Ari grabbed her bag and headed out the door. Instead of walking toward Water Street where cabs were more plentiful, she walked around the block for a moment, casing her own block like a thief. She peeked into the alley. The basement door of her little building was closed, as it should be. There was nobody in sight. Checking over both shoulders like a paranoid fool, she walked around back, slipping her keys out of her pocket.
But she stopped at the rear door, confused. There, gleaming against the beat-up metal door was a new lock. Even though it didn’t make sense, she tried her key anyway. This was her building, for God’s sake.
The key wouldn’t even fit in the lock.
Anger rushed through her veins like a drug. Damn you, Vince! He was like a cockroach that couldn’t be killed off. If this was his idea of revenge, she was going to give him a piece of her mind. He’d locked her out. Of her own basement.
What the hell?
The only windows back here were narrow and just above her eye level. Shaking with fury, she stood on tiptoe to peek inside. She cupped a hand over the glass to try to reduce the sunset’s glare. But it took her eyes a moment to identify the shapes in the basement’s dim light.

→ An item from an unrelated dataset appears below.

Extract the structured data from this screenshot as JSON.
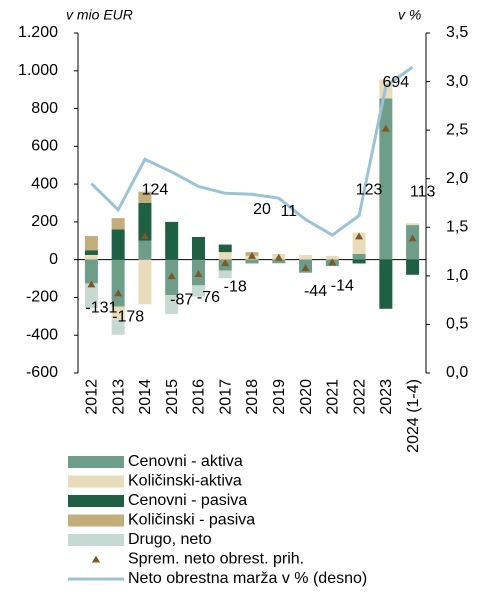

The first thing she could make out was the lights of a computer modem, doing their little dance to announce their connection. And their light helped illuminate a sort of folding table which held the rest of a computer setup—a screen and a keyboard and mouse, with a chair pulled up to them. But the item which really drove home the problem was the wastepaper basket on the floor. There was something so freaking civilized about it that it could almost make steam come out of her ears.